Interestingly, Fox initially refused to fund the film, citing that Brad Pitt was too hot and too vicious, which would intimidate male and female viewers, respectively. They were half-right: Fight Club was called “the ultimate anti-date flick of 1999” because women were turned off by the excessive brutality. The men, however, literally drooled over Tyler. They loved him for how he made them feel. They were addicted to him. And even if they denied it, the queerness had been spliced in from the start. In an interview a few years ago, Chuck Palanhiuk, on whose eponymous novel the film is based, revealed that “Fincher told me Fight Club was going to be the most homo-erotic mainstream American film ever made”. 

The homoeroticism, like the rest of the movie, is also savage and territorial. Fight Club opens with a goddamn gun in Jack’s mouth, the shot angled into a blowjob, as you stare down into his pitiful eyes. The scene is powerful because it empowers the viewer: We watch him mumble for mercy, but we don’t care; we delight in his perspiration, in the fullness of his throat, in the fact that his fate is cupped in our hand. There are several such scenes. Tyler sitting in the tub next to Jack wondering “if another woman is really the answer we need?”; Tyler kissing the back of Jack’s hand; Jack beating the teeth and eyes out of Angelface’s (Jared Leto) respective sockets because he was jealous that Tyler was paying more attention to the gorgeous newbie. Even the third rule reeks of a perverse masculinity: “If someone says stop, goes limp, taps out, the fight is over”. After all, a man who goes limp is powerless, right? 

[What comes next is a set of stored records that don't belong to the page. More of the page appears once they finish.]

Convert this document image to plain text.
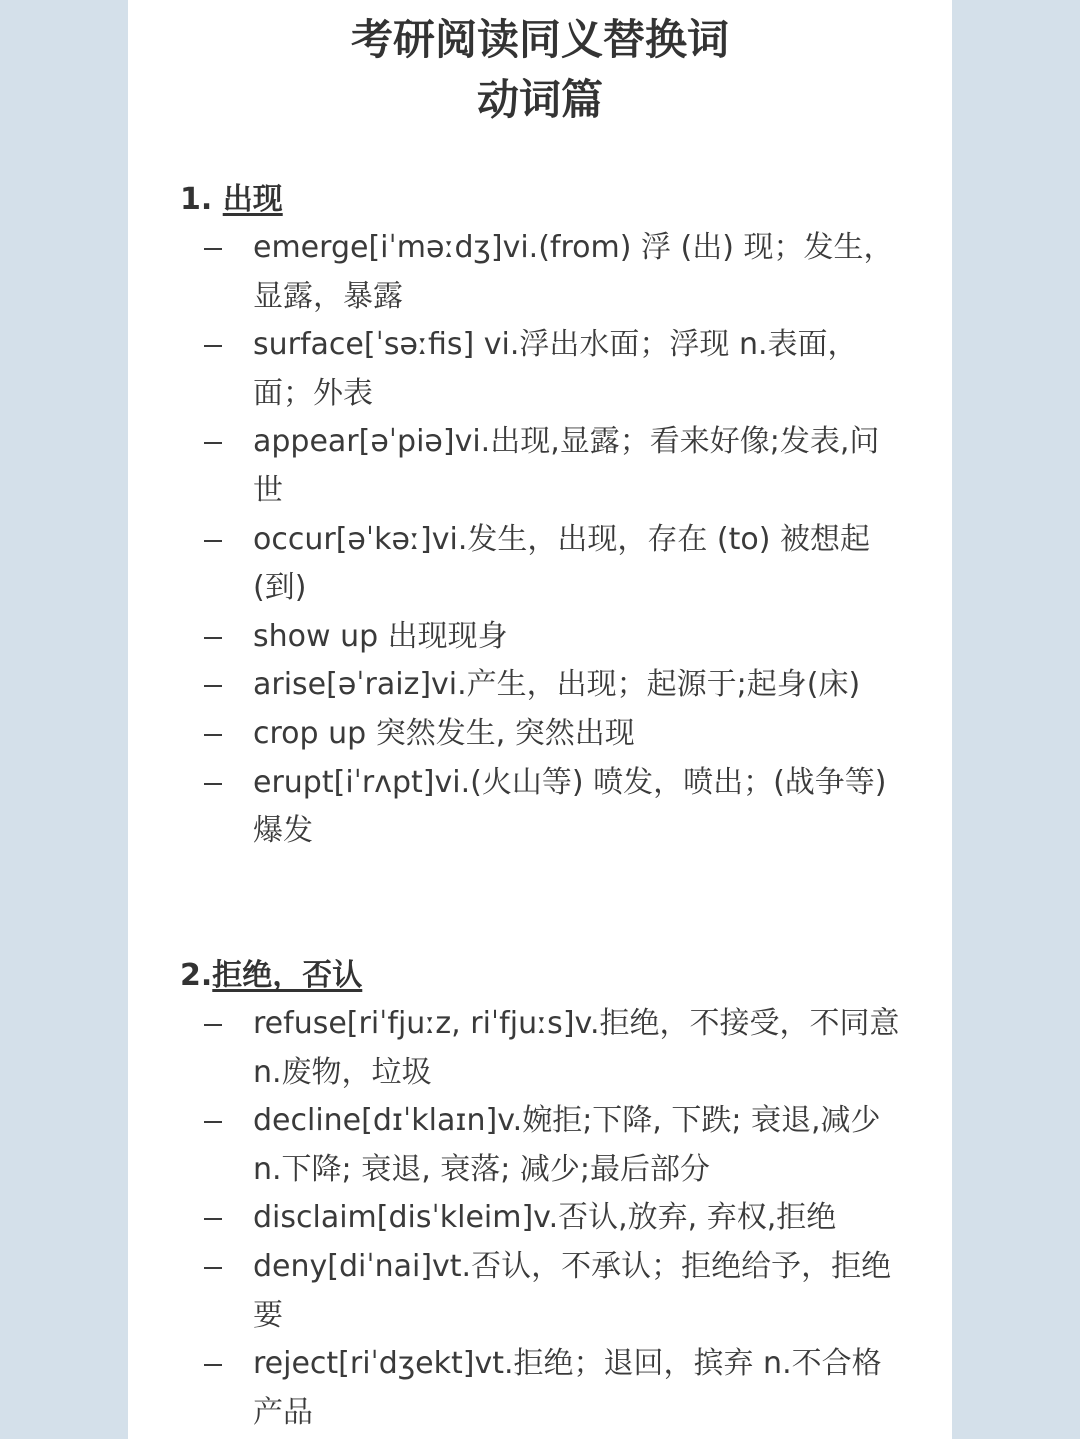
考研阅读同义替换词
动词篇
1. 出现
emerge[iˈməːdʒ]vi.(from) 浮 (出) 现；发生，显露，暴露
surface[ˈsəːfis] vi.浮出水面；浮现 n.表面，面；外表
appear[əˈpiə]vi.出现,显露；看来好像;发表,问世
occur[əˈkəː]vi.发生，出现，存在 (to) 被想起 (到)
show up 出现现身
arise[əˈraiz]vi.产生，出现；起源于;起身(床)
crop up 突然发生, 突然出现
erupt[iˈrʌpt]vi.(火山等) 喷发，喷出；(战争等) 爆发
2.拒绝，否认
refuse[riˈfjuːz, riˈfjuːs]v.拒绝，不接受，不同意 n.废物，垃圾
decline[dɪˈklaɪn]v.婉拒;下降, 下跌; 衰退,减少 n.下降; 衰退, 衰落; 减少;最后部分
disclaim[disˈkleim]v.否认,放弃, 弃权,拒绝
deny[diˈnai]vt.否认，不承认；拒绝给予，拒绝要
reject[riˈdʒekt]vt.拒绝；退回，摈弃 n.不合格产品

It’s only in the end that we discover that Tyler does not exist, that he is a symptom of Jack’s neurosis. I suspect that Tyler is not violent as much as he is violence itself. At some point during the film, Jack, depressed about his own lack of agency, dissociates himself from his own masculinity. It is thus easy to see why castration anxiety is the central theme of Fight Club – men base their entire personhood in their precious nutsack – and the punishment for rejecting the Rules is having it hacked off. These extreme reactions are based on a recent theory known as masculinity-in-crisis. It suggests that men, prevented by modern liberalness from exerting their privileges, will lose their sense of identity — and, perhaps, lash out against society. 

It is thus easy to see why castration anxiety is the central theme of Fight Club – men base their entire personhood in their precious nutsack.

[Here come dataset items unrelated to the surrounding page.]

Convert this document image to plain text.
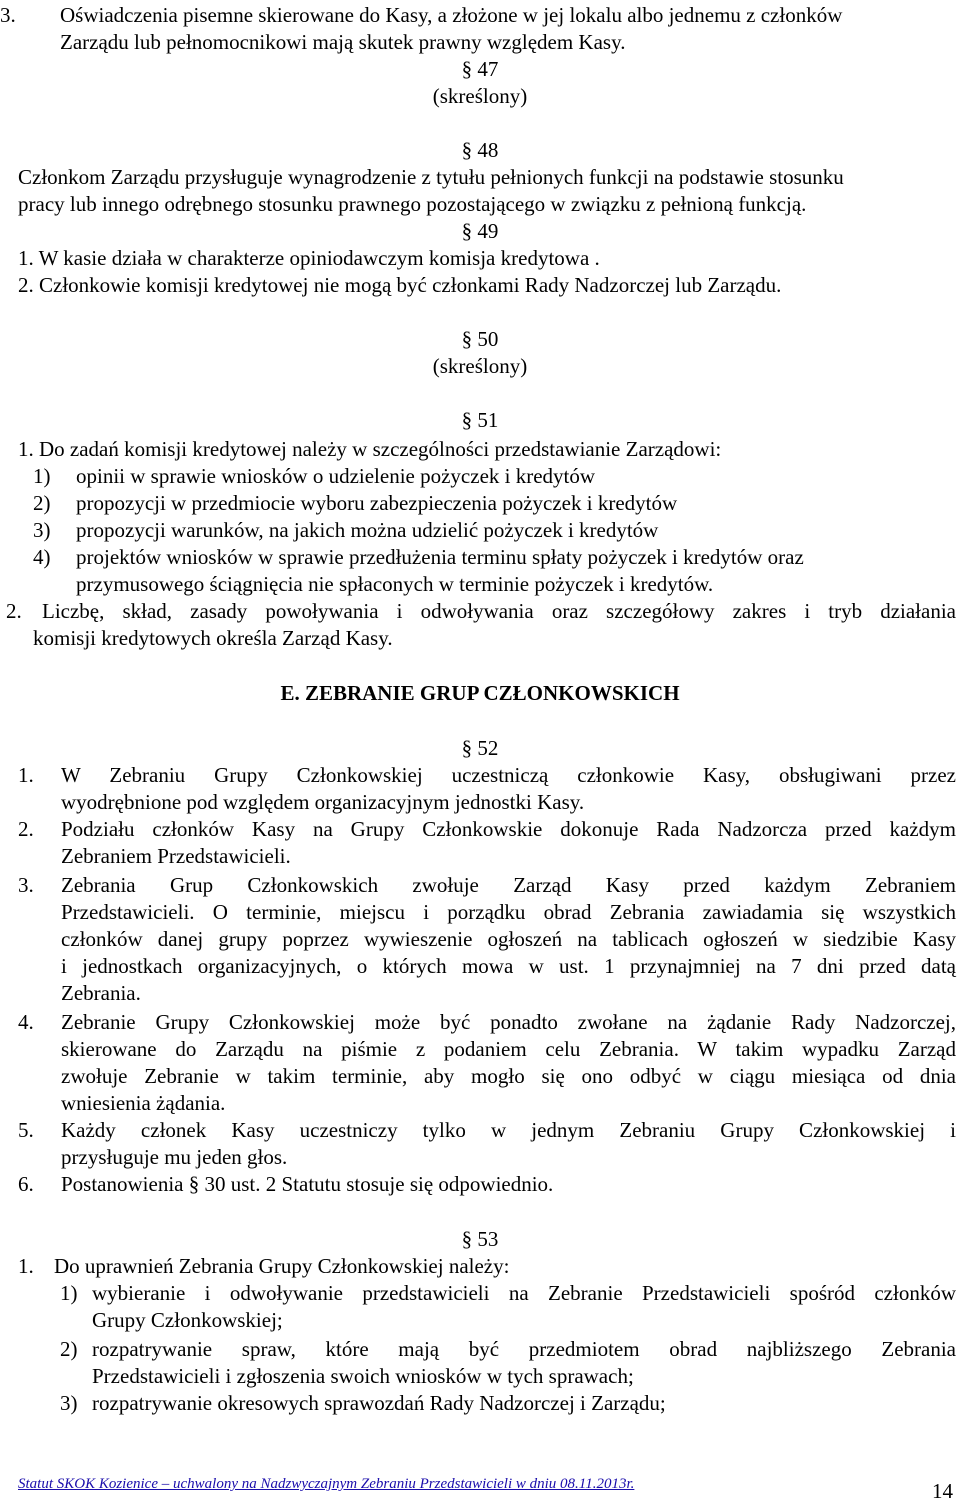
3. Oświadczenia pisemne skierowane do Kasy, a złożone w jej lokalu albo jednemu z członków
Zarządu lub pełnomocnikowi mają skutek prawny względem Kasy.
§ 47
(skreślony)
§ 48
Członkom Zarządu przysługuje wynagrodzenie z tytułu pełnionych funkcji na podstawie stosunku
pracy lub innego odrębnego stosunku prawnego pozostającego w związku z pełnioną funkcją.
§ 49
1. W kasie działa w charakterze opiniodawczym komisja kredytowa .
2. Członkowie komisji kredytowej nie mogą być członkami Rady Nadzorczej lub Zarządu.
§ 50
(skreślony)
§ 51
1. Do zadań komisji kredytowej należy w szczególności przedstawianie Zarządowi:
1) opinii w sprawie wniosków o udzielenie pożyczek i kredytów
2) propozycji w przedmiocie wyboru zabezpieczenia pożyczek i kredytów
3) propozycji warunków, na jakich można udzielić pożyczek i kredytów
4) projektów wniosków w sprawie przedłużenia terminu spłaty pożyczek i kredytów oraz
przymusowego ściągnięcia nie spłaconych w terminie pożyczek i kredytów.
2. Liczbę, skład, zasady powoływania i odwoływania oraz szczegółowy zakres i tryb działania
komisji kredytowych określa Zarząd Kasy.
E. ZEBRANIE GRUP CZŁONKOWSKICH
§ 52
1. W Zebraniu Grupy Członkowskiej uczestniczą członkowie Kasy, obsługiwani przez
wyodrębnione pod względem organizacyjnym jednostki Kasy.
2. Podziału członków Kasy na Grupy Członkowskie dokonuje Rada Nadzorcza przed każdym
Zebraniem Przedstawicieli.
3. Zebrania Grup Członkowskich zwołuje Zarząd Kasy przed każdym Zebraniem
Przedstawicieli. O terminie, miejscu i porządku obrad Zebrania zawiadamia się wszystkich
członków danej grupy poprzez wywieszenie ogłoszeń na tablicach ogłoszeń w siedzibie Kasy
i jednostkach organizacyjnych, o których mowa w ust. 1 przynajmniej na 7 dni przed datą
Zebrania.
4. Zebranie Grupy Członkowskiej może być ponadto zwołane na żądanie Rady Nadzorczej,
skierowane do Zarządu na piśmie z podaniem celu Zebrania. W takim wypadku Zarząd
zwołuje Zebranie w takim terminie, aby mogło się ono odbyć w ciągu miesiąca od dnia
wniesienia żądania.
5. Każdy członek Kasy uczestniczy tylko w jednym Zebraniu Grupy Członkowskiej i
przysługuje mu jeden głos.
6. Postanowienia § 30 ust. 2 Statutu stosuje się odpowiednio.
§ 53
1. Do uprawnień Zebrania Grupy Członkowskiej należy:
1) wybieranie i odwoływanie przedstawicieli na Zebranie Przedstawicieli spośród członków
Grupy Członkowskiej;
2) rozpatrywanie spraw, które mają być przedmiotem obrad najbliższego Zebrania
Przedstawicieli i zgłoszenia swoich wniosków w tych sprawach;
3) rozpatrywanie okresowych sprawozdań Rady Nadzorczej i Zarządu;
Statut SKOK Kozienice – uchwalony na Nadzwyczajnym Zebraniu Przedstawicieli w dniu 08.11.2013r.	14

Unfortunately, most Fight Club enthusiasts, especially its legion of straight male fans, sift it for nuggets of wisdom about being a man and standing up to oppressors – fathers, God, consumerism, whatever. They believe that they are, as Palanhiuk puts it, “the middle children of history”. They have no wars to fight, no saber-tooths to poach. So they seek to revert to the good-old days when men were men and did whatever they pleased. But the truth is that the chains that hold men down are far more ancient than they think. Being a man, any kind of man, is compliance. It doesn’t matter whether you work in an office or wrestle sweaty dudes; buy Ikea furniture or crack someone’s femur; identtify as super-gay or super-straight – you are still a pawn of the patriarchy. This is the invisible wall of irony between Fight Club and its fanatics. 

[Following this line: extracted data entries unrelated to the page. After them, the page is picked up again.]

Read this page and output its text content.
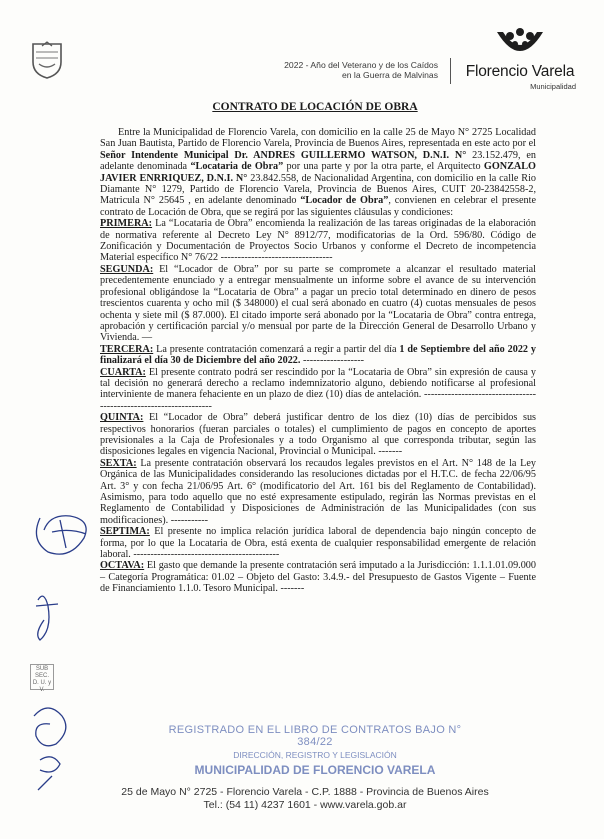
2022 - Año del Veterano y de los Caídos
en la Guerra de Malvinas Florencio Varela
Municipalidad
CONTRATO DE LOCACIÓN DE OBRA

Entre la Municipalidad de Florencio Varela, con domicilio en la calle 25 de Mayo N° 2725 Localidad San Juan Bautista, Partido de Florencio Varela, Provincia de Buenos Aires, representada en este acto por el Señor Intendente Municipal Dr. ANDRES GUILLERMO WATSON, D.N.I. N° 23.152.479, en adelante denominada “Locataria de Obra” por una parte y por la otra parte, el Arquitecto GONZALO JAVIER ENRRIQUEZ, D.N.I. N° 23.842.558, de Nacionalidad Argentina, con domicilio en la calle Rio Diamante N° 1279, Partido de Florencio Varela, Provincia de Buenos Aires, CUIT 20-23842558-2, Matricula N° 25645 , en adelante denominado “Locador de Obra”, convienen en celebrar el presente contrato de Locación de Obra, que se regirá por las siguientes cláusulas y condiciones:

PRIMERA: La “Locataria de Obra” encomienda la realización de las tareas originadas de la elaboración de normativa referente al Decreto Ley N° 8912/77, modificatorias de la Ord. 596/80. Código de Zonificación y Documentación de Proyectos Socio Urbanos y conforme el Decreto de incompetencia Material específico N° 76/22 ---------------------------------

SEGUNDA: El “Locador de Obra” por su parte se compromete a alcanzar el resultado material precedentemente enunciado y a entregar mensualmente un informe sobre el avance de su intervención profesional obligándose la “Locataria de Obra” a pagar un precio total determinado en dinero de pesos trescientos cuarenta y ocho mil ($ 348000) el cual será abonado en cuatro (4) cuotas mensuales de pesos ochenta y siete mil ($ 87.000). El citado importe será abonado por la “Locataria de Obra” contra entrega, aprobación y certificación parcial y/o mensual por parte de la Dirección General de Desarrollo Urbano y Vivienda. —

TERCERA: La presente contratación comenzará a regir a partir del día 1 de Septiembre del año 2022 y finalizará el día 30 de Diciembre del año 2022. ------------------

CUARTA: El presente contrato podrá ser rescindido por la “Locataria de Obra” sin expresión de causa y tal decisión no generará derecho a reclamo indemnizatorio alguno, debiendo notificarse al profesional interviniente de manera fehaciente en un plazo de diez (10) días de antelación. ------------------------------------------------------------------

QUINTA: El “Locador de Obra” deberá justificar dentro de los diez (10) días de percibidos sus respectivos honorarios (fueran parciales o totales) el cumplimiento de pagos en concepto de aportes previsionales a la Caja de Profesionales y a todo Organismo al que corresponda tributar, según las disposiciones legales en vigencia Nacional, Provincial o Municipal. -------

SEXTA: La presente contratación observará los recaudos legales previstos en el Art. N° 148 de la Ley Orgánica de las Municipalidades considerando las resoluciones dictadas por el H.T.C. de fecha 22/06/95 Art. 3° y con fecha 21/06/95 Art. 6° (modificatorio del Art. 161 bis del Reglamento de Contabilidad). Asimismo, para todo aquello que no esté expresamente estipulado, regirán las Normas previstas en el Reglamento de Contabilidad y Disposiciones de Administración de las Municipalidades (con sus modificaciones). -----------

SEPTIMA: El presente no implica relación jurídica laboral de dependencia bajo ningún concepto de forma, por lo que la Locataria de Obra, está exenta de cualquier responsabilidad emergente de relación laboral. -------------------------------------------

OCTAVA: El gasto que demande la presente contratación será imputado a la Jurisdicción: 1.1.1.01.09.000 – Categoría Programática: 01.02 – Objeto del Gasto: 3.4.9.- del Presupuesto de Gastos Vigente – Fuente de Financiamiento 1.1.0. Tesoro Municipal. -------

SUB SEC.
D. U. y V.
REGISTRADO EN EL LIBRO DE CONTRATOS BAJO N° 384/22
DIRECCIÓN, REGISTRO Y LEGISLACIÓN
MUNICIPALIDAD DE FLORENCIO VARELA
25 de Mayo N° 2725 - Florencio Varela - C.P. 1888 - Provincia de Buenos Aires
Tel.: (54 11) 4237 1601 - www.varela.gob.ar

You see, Fight Club is not meant to be the Gospel of the “modern man”. Instead, it does the complete opposite: it takes a sharp jab at the male ego and its heroic pomposity. As Scott Tobias observes in The Guardian, “The film does recognise a phenomenon where men are waking in anger from a culture intended to numb or emasculate them, but it also sees in that the presence of sickening misogyny and the potential for fascism” The true “hero” of the story is therefore Jack, when he finally realises that he has to take responsibility for his actions. He proves — in his choice to kill Tyler Durden at the probable cost of his own life — that a man is a man only when he has the balls to sacrifice his toxic masculinity.